Immaginate Avezzano, un bel paese nell’entroterra abruzzese. L’aria pulita di montagna, la cucina tipica che ti fa dimenticare la dieta maledetta e quell’ospitalità capace di sciogliere i cuori più arcigni, il tutto sotto lo sguardo benevole del Gran Sasso. In una sola parola abruzzese, forte e gentile come un film di Scorsese. Un luogo ameno e tranquillo, che però dallo scorso 25 Giugno nasconde una doppia anima situata in Via Sandro Pertini, presso il civico 105. Mettiamo le mani avanti, perché niente può prepararvi a Elettroludica: per chi arriva da fuori (ma, presumo, anche per gli stessi abitanti di) Avezzano, varcare le sue porte è come perdersi in un’altra dimensione.
Un po’ come nel Classico Wizard of Oz del ’39: avete presente la scena in cui Doroty abbandona le tinte seppia della sua fattoria nel Kansas per entrare nello stupefacente Technicolor di Oz? Ho avvertito sensazioni simili appena mossi i primi passi nel grosso locale, inizialmente limitato nei movimenti dal vistoso solco che la mia mascella aveva tracciato sul pavimento attraverso i 1500 metri quadri su cui si estende Elettroludica. Perché un museo che ti accoglie con l’oscilloscopio di Tennis for Two (1958, il primo “videogioco” creato per intrattenere, senza ricerche accademiche tra i piedi) e rincara subito la dose con tre esemplari di Computer Space (1971 stavolta, il primo coin-op della storia) esprime una chiara dichiarazione di intenti, oltre a mostrare i muscoli. È la più grande esposizione europea dedicata al divertimento elettronico, una realtà permanente che non solo lascia a bocca aperta le strutture simili presenti in Italia, ma fa mangiare la polvere a istituzioni blasonate come il Computerspielmuseum di Berlino.
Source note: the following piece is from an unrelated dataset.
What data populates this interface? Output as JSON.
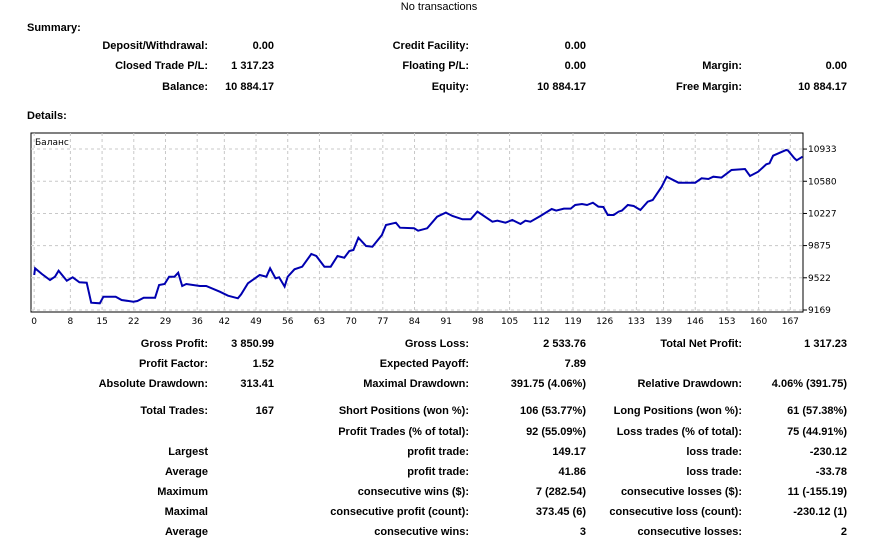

A BERLINO, BEPPE? NAH, MEGLIO AVEZZANO!
Principalmente, Elettroludica è fatta col cuore: è il sogno covato per oltre cinque anni da Alessandro di Berardino, Fabio Rubeo e Erik Pede, un nome sicuramente noto alla grande famiglia di The Games Machine, nonché a tutti quelli che sono cresciuti leggendo riviste di videogiochi. E i sogni, si sa, sono fatti di plastica, segatura, silicio e condensatori, visto che nei corridoi di Elettroludica trova spazio uno spropositato quantitativo di pezzi pregiati esposti con sapienza attraverso percorsi didattici che mostrano l’evoluzione del videogioco, opportunamente suddiviso per regioni geografiche e case produttrici.
Non avete mai visto l’X68000 di Sharp dal vivo? Eccolo lì, vi aspetta in quella vetrina assieme al gargantuesco Cyber Stick. Vi siete sempre vergognati all’idea di possedere un Casio Loopy? Fa nulla, per lo meno qui potete ammirarlo in silenzio, nascondendo una malcelata ammirazione. E questi sono gli esempi più banali: tra i corridoi di Elettroludica sono presenti circa 300 console e computer, assieme a 200 cabinati talmente belli che a stento trattengo le lacrime mentre scrivo queste righe, senza contare gli otre 100 flipper che sono lì per ricordarvi l’evoluzione di un passatempo immortale, dalle illustri opere d’arte della Zaccaria ai più moderni.